Maybe my mistake is thinking people are real friends and not just cutting them off? It's so rare to find people I find minimally interesting, tho.
23 Jun 2026 13:52
No, friendships are a source of companionship and support. They're people you can share your highs and lows with.
23 Jun 2026 13:54
No, but be mindful there are many kinds of friends of varying degrees of closeness. A distant friend might fit your description. A close friend could be more attentive.
Keep in mind that people are busy, have work, families, tragedies and dramas of their own. It isn't always easy to be responsive to the level your suggesting.
Also, Marshall McLuhan said "The medium is the message". Your complaint...
"I'm left on read for days, meetings are ignored, text message conversations just end abruptly until they get back from vacation....
Those are asynchronous mediums. They are meant to get back to you when convenient. If you wanted immediacy, have a phone call, visit in person. The medium (asynchronous written messages) is the message (you don't need to respond right away).
It is not reasonable to expect someone on vacation to be tied to you electronically. They are on vacation! Leave them alone until they come back. Then have your convo and spend time with your friend.
23 Jun 2026 14:02
This is very unhealthy and not representative of what's really happening. A therapist could help you with your dissatisfaction.
23 Jun 2026 14:04
Yes, if you're a sociopath.
Covid, Social Media and Late Stage Capitalism have turned many people into sociopaths.
23 Jun 2026 14:04
I left a friend an audio on whatsapp and he said two days later and he wrote “oh, shit, ijust got this, I'll listen soon.” Two days
after that, he still hadn't listened to it.

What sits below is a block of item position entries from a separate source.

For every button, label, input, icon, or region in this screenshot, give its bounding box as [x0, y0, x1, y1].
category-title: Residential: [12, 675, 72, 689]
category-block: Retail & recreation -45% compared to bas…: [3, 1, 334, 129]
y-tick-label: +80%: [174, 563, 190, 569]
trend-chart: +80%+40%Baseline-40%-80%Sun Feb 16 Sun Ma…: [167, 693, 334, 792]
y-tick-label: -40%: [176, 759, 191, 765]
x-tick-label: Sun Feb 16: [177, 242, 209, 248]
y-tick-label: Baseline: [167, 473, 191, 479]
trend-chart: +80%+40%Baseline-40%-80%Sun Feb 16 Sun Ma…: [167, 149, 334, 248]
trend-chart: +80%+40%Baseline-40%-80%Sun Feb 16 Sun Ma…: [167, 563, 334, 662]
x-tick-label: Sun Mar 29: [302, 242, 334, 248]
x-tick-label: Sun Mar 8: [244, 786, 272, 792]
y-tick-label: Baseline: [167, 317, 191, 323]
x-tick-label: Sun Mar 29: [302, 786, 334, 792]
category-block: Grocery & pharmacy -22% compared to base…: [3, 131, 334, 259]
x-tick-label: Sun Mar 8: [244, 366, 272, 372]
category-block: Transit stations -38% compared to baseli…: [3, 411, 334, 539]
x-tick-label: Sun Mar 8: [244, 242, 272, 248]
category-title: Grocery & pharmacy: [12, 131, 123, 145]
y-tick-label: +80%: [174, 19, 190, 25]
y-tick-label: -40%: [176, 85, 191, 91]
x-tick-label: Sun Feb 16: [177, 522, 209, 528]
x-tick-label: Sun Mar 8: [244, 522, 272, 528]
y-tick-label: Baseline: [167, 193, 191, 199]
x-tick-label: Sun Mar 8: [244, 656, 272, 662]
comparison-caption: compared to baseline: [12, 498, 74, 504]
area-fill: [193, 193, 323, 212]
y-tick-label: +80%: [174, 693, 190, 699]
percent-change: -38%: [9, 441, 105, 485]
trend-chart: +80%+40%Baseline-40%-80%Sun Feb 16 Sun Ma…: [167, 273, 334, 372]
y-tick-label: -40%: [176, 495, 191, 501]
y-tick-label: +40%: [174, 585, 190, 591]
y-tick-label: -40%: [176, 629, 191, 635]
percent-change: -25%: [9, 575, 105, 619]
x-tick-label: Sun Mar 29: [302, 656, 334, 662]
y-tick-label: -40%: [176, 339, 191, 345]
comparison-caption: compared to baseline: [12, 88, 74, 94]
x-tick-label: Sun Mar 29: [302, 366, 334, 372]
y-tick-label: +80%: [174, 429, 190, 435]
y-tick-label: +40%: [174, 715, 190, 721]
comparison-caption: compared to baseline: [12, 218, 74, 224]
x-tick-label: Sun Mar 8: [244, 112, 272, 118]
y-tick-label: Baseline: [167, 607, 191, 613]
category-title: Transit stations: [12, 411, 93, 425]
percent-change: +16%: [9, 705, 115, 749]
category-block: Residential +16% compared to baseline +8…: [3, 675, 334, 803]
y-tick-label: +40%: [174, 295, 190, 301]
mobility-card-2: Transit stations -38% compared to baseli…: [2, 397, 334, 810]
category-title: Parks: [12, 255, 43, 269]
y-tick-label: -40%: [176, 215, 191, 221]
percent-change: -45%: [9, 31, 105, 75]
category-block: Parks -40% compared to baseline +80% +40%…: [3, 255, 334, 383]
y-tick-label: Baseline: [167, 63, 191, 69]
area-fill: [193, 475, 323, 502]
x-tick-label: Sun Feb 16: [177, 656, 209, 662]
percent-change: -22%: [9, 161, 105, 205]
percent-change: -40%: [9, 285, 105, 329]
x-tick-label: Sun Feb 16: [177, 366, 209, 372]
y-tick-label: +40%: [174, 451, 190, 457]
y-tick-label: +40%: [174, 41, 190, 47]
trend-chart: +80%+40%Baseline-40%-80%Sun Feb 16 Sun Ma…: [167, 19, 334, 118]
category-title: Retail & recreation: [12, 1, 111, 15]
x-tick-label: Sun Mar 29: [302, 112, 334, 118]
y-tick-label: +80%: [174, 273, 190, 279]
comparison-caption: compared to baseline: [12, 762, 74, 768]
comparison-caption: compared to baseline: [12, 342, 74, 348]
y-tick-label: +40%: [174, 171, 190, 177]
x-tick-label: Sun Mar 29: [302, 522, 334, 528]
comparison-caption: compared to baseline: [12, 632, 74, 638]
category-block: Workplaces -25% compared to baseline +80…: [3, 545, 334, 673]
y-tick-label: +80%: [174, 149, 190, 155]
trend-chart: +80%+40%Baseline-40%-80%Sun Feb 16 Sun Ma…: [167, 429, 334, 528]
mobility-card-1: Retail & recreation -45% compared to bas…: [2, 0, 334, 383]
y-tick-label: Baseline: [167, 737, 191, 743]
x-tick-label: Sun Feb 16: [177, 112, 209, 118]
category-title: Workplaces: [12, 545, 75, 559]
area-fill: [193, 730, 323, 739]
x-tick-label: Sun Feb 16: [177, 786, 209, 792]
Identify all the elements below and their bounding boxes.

Is that weird? I got not getting back to people right away, but if I send a friend a text I kind oF expect them to read it relatively soon and reply in a day or two.
23 Jun 2026 14:05
What?
Edit:
Alternate title: Gaslighter suggests gaslighting.
23 Jun 2026 14:07
No, I've had some pretty good friendships and real ones are not supposed to be like that at all.
Thinking of people as disposable like that, of just getting them out the drawer using them when convenient and then putting them back in the drawer again, is one of the many symptoms of the throwaway society we have developed and is not normal at all.

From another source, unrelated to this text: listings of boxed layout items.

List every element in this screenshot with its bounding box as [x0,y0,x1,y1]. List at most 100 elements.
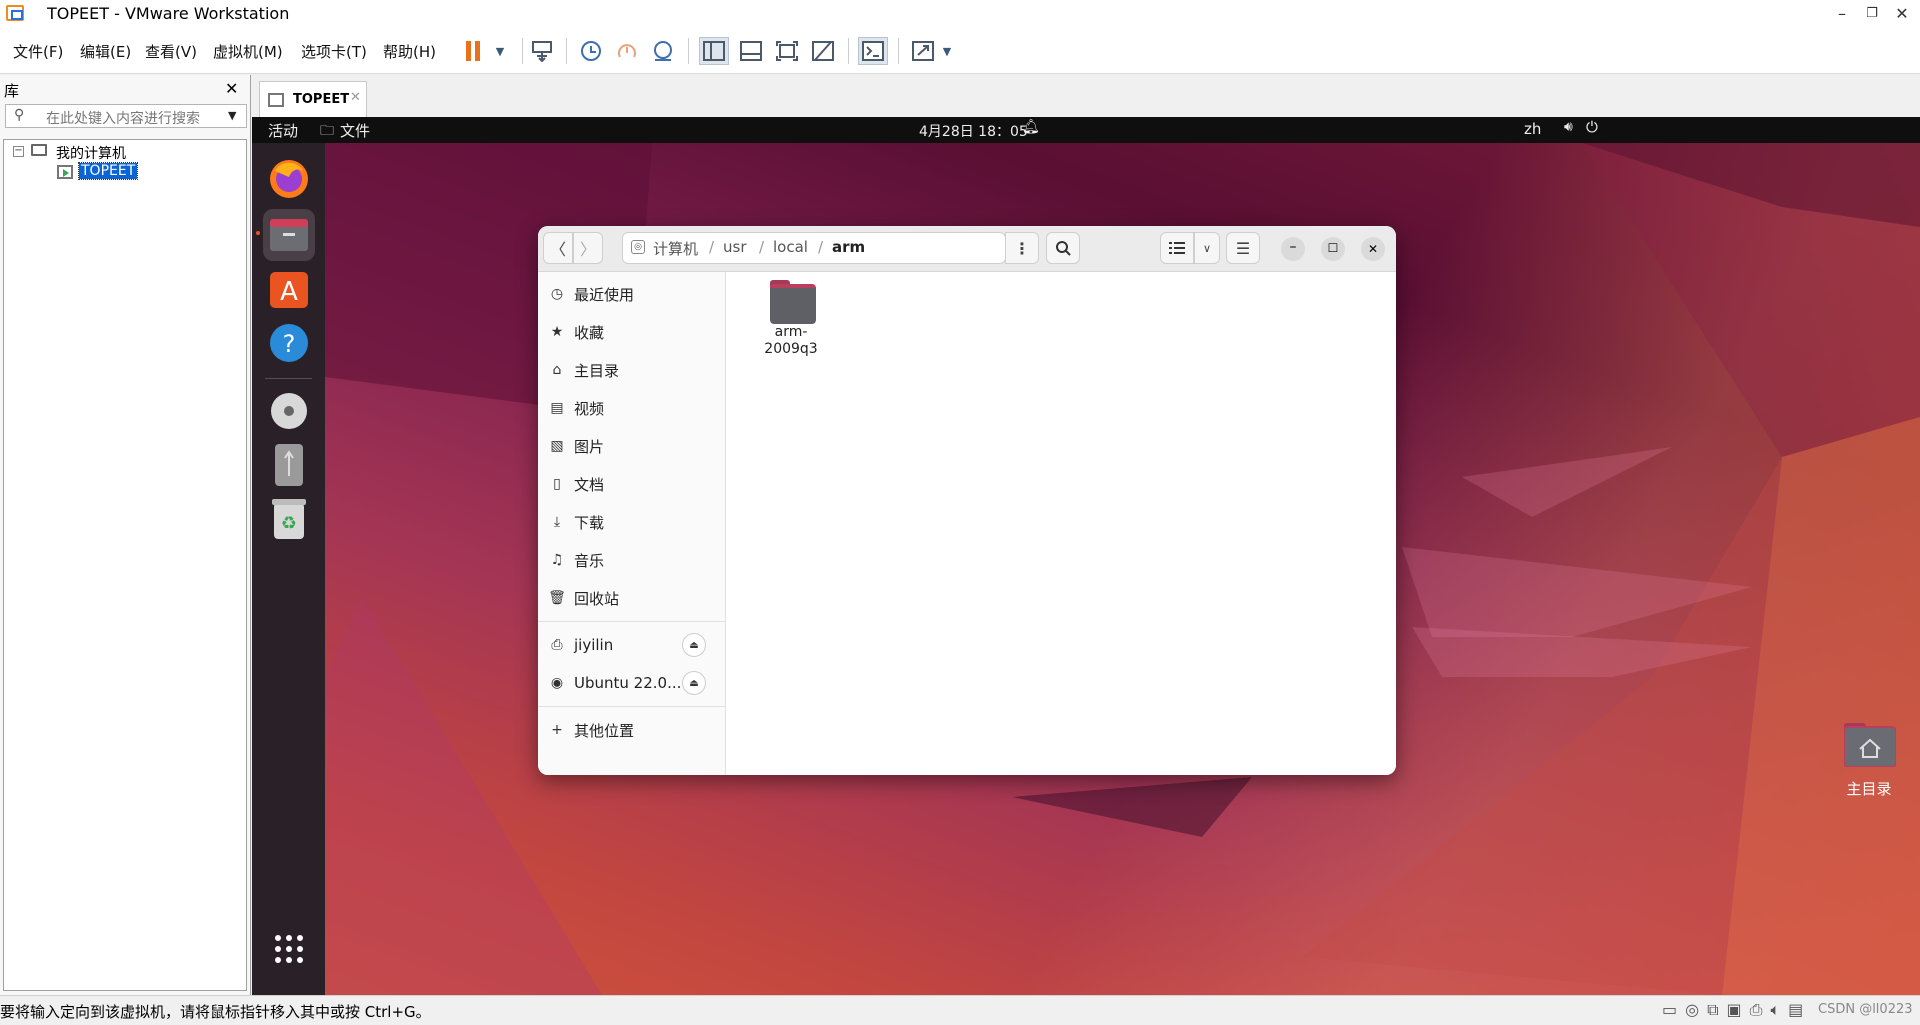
collapse-icon[interactable]: − [13,146,24,157]
file-view[interactable]: arm- 2009q3 [726,272,1396,775]
restore-button[interactable]: ❐ [1858,2,1886,26]
sidebar-item-music[interactable]: ♫ 音乐 [548,546,723,574]
app-menu-files[interactable]: 文件 [340,120,370,141]
power-dropdown-icon[interactable]: ▼ [485,37,515,65]
menu-file[interactable]: 文件(F) [13,41,63,62]
menu-vm[interactable]: 虚拟机(M) [213,41,283,62]
menu-tabs[interactable]: 选项卡(T) [301,41,367,62]
sidebar-item-label: Ubuntu 22.0... [574,674,682,692]
search-icon[interactable] [1046,232,1080,264]
vm-icon [57,165,73,179]
library-close-button[interactable]: ✕ [225,79,238,98]
usb-drive-icon[interactable] [265,441,313,489]
film-icon: ▤ [550,400,564,416]
device-status-icons: ▭ ◎ ⧉ ▣ ⎙ 🔈︎ ▤ [1662,1000,1803,1020]
display-icon[interactable]: ▤ [1788,1000,1803,1020]
picture-icon: ▧ [550,438,564,454]
desktop-home-shortcut[interactable]: 主目录 [1826,721,1912,801]
library-pane: 库 ✕ ⚲ 在此处键入内容进行搜索 ▼ − 我的计算机 TOPEET [0,75,250,995]
menu-edit[interactable]: 编辑(E) [80,41,131,62]
activities-button[interactable]: 活动 [268,120,298,141]
cd-drive-icon[interactable] [265,387,313,435]
input-method-indicator[interactable]: zh [1524,120,1541,138]
vm-tab-close-button[interactable]: ✕ [350,90,361,105]
file-name: arm- 2009q3 [764,324,818,357]
sidebar-item-home[interactable]: ⌂ 主目录 [548,356,723,384]
sidebar-item-label: jiyilin [574,636,614,654]
maximize-icon[interactable]: ☐ [1321,237,1345,261]
send-ctrl-alt-del-icon[interactable] [527,37,557,65]
full-screen-icon[interactable] [772,37,802,65]
sidebar-item-starred[interactable]: ★ 收藏 [548,318,723,346]
sidebar-item-videos[interactable]: ▤ 视频 [548,394,723,422]
hard-disk-icon[interactable]: ▭ [1662,1000,1677,1020]
back-button[interactable]: 〈 [543,232,573,264]
show-apps-icon[interactable] [265,925,313,973]
clock[interactable]: 4月28日 18：05 [919,121,1028,141]
sidebar-item-pictures[interactable]: ▧ 图片 [548,432,723,460]
running-indicator [256,231,260,235]
firefox-icon[interactable] [265,155,313,203]
path-usr[interactable]: usr [723,238,747,256]
close-button[interactable]: ✕ [1888,2,1916,26]
sound-icon[interactable]: 🔈︎ [1770,1000,1780,1020]
snapshot-manager-icon[interactable] [648,37,678,65]
view-options-icon[interactable]: ∨ [1194,232,1220,264]
forward-button[interactable]: 〉 [573,232,603,264]
console-view-icon[interactable] [858,37,888,65]
path-computer[interactable]: 计算机 [653,238,698,259]
eject-icon[interactable]: ⏏ [682,671,706,695]
minimize-button[interactable]: – [1828,2,1856,26]
library-search-input[interactable]: ⚲ 在此处键入内容进行搜索 ▼ [5,104,247,128]
tree-my-computer[interactable]: 我的计算机 [56,143,126,163]
download-icon: ⤓ [553,514,561,530]
cd-icon[interactable]: ◎ [1685,1000,1699,1020]
path-bar[interactable]: ◎ 计算机 / usr / local / arm [622,232,1006,264]
path-arm[interactable]: arm [832,238,865,256]
tab-topeet[interactable]: TOPEET ✕ [259,81,367,117]
minimize-icon[interactable]: – [1281,237,1305,261]
tree-topeet[interactable]: TOPEET [77,162,139,180]
pause-icon[interactable] [458,37,488,65]
usb-status-icon[interactable]: ▣ [1727,1000,1742,1020]
eject-icon[interactable]: ⏏ [682,633,706,657]
network-icon[interactable]: ⧉ [1707,1000,1718,1020]
vm-tab-label: TOPEET [293,92,350,107]
path-separator: / [818,238,824,256]
unity-mode-icon[interactable] [808,37,838,65]
sidebar-divider [538,621,726,622]
sidebar-item-recent[interactable]: ◷ 最近使用 [548,280,723,308]
revert-snapshot-icon[interactable] [612,37,642,65]
volume-icon[interactable]: 🔊︎ [1564,119,1573,135]
printer-icon[interactable]: ⎙ [1750,1000,1763,1020]
help-icon[interactable]: ? [265,319,313,367]
menu-view[interactable]: 查看(V) [145,41,197,62]
path-local[interactable]: local [773,238,808,256]
watermark: CSDN @ll0223 [1818,1002,1913,1017]
toolbar-separator [688,38,689,64]
menu-help[interactable]: 帮助(H) [383,41,436,62]
sidebar-item-documents[interactable]: ▯ 文档 [548,470,723,498]
sidebar-item-other-locations[interactable]: + 其他位置 [548,716,723,744]
power-icon[interactable]: ⏻ [1586,118,1598,136]
close-icon[interactable]: ✕ [1361,237,1385,261]
path-menu-icon[interactable]: ⋮ [1005,232,1039,264]
file-item[interactable]: arm- 2009q3 [746,280,836,360]
clock-icon: ◷ [550,286,564,302]
software-center-icon[interactable]: A [265,265,313,313]
files-icon[interactable] [263,209,315,261]
svg-text:♻: ♻ [281,513,297,534]
sidebar-item-label: 文档 [574,475,605,494]
home-icon: ⌂ [552,362,562,378]
trash-icon[interactable]: ♻ [265,495,313,543]
list-view-icon[interactable] [1160,232,1194,264]
stretch-dropdown-icon[interactable]: ▼ [932,37,962,65]
sidebar-item-trash[interactable]: 🗑︎ 回收站 [548,584,723,612]
search-dropdown-icon[interactable]: ▼ [228,109,236,122]
show-thumbnails-icon[interactable] [736,37,766,65]
guest-screen[interactable]: 活动 🗀 文件 4月28日 18：05 🔔︎ zh 🔊︎ ⏻ A ? ♻ 〈 〉… [252,117,1920,995]
show-library-icon[interactable] [699,37,729,65]
hamburger-menu-icon[interactable]: ☰ [1226,232,1260,264]
sidebar-item-downloads[interactable]: ⤓ 下载 [548,508,723,536]
snapshot-icon[interactable] [576,37,606,65]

We treat objects like this, we treat the Earth like this, we treat life itself like this, so it's unsurprising that we treat other people like this too, because it's become so normalised, we grow up thinking that way, that we don't even think of it as abnormal anymore.
23 Jun 2026 14:08
That's a little extreme, but I think there is a real component of social rot in the decline of friendships.
23 Jun 2026 14:08
That isn't a friend, it is someone who shares mutual interests. You don't need to cut them off, just acknowledge the actual relationship and decide if that is what you want.

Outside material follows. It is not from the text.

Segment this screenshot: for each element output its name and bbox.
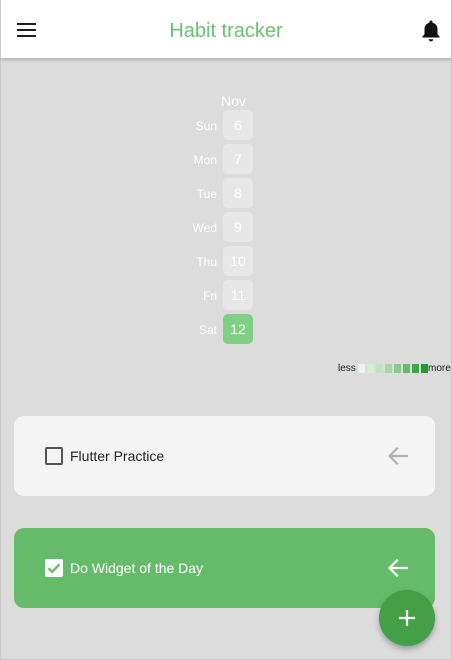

I have four friends. Those four friends also have their own lives and aren't available 24/7, but they will help putnif they can and I return the favor when I am able. There are a lot of other people I can hang out and do stuff with, but I wouldn't expect them to help out with something outside shared interests. They might, but I wouldn't expect them to.
23 Jun 2026 14:16
In that particular case, I think the message format might have been an issue. I personally always find audio messages very inconvenient, as I'm not going to annoy everyone around me by listening to them in public. So I'd plan to listen to them later, but I might have forgotten about the message entirely by the time I got home. By the next time I remember the message, it could be an inconvenient timing again etc. A proper text message is almost always preferable.
23 Jun 2026 14:25
That was most definitely a bad friend.
Everyone makes that mistake in one point of their life, just learn from it and move on.
Though you don't have to cut off people, just remember that they might not be that helpful, especially if you struggle to find people who intreset you.
Like the current example, if you need someone to play some games with, that bad friend might be good enough for that occasion, but when you need some help with carrying something, theres bo point to rely on that particular friend.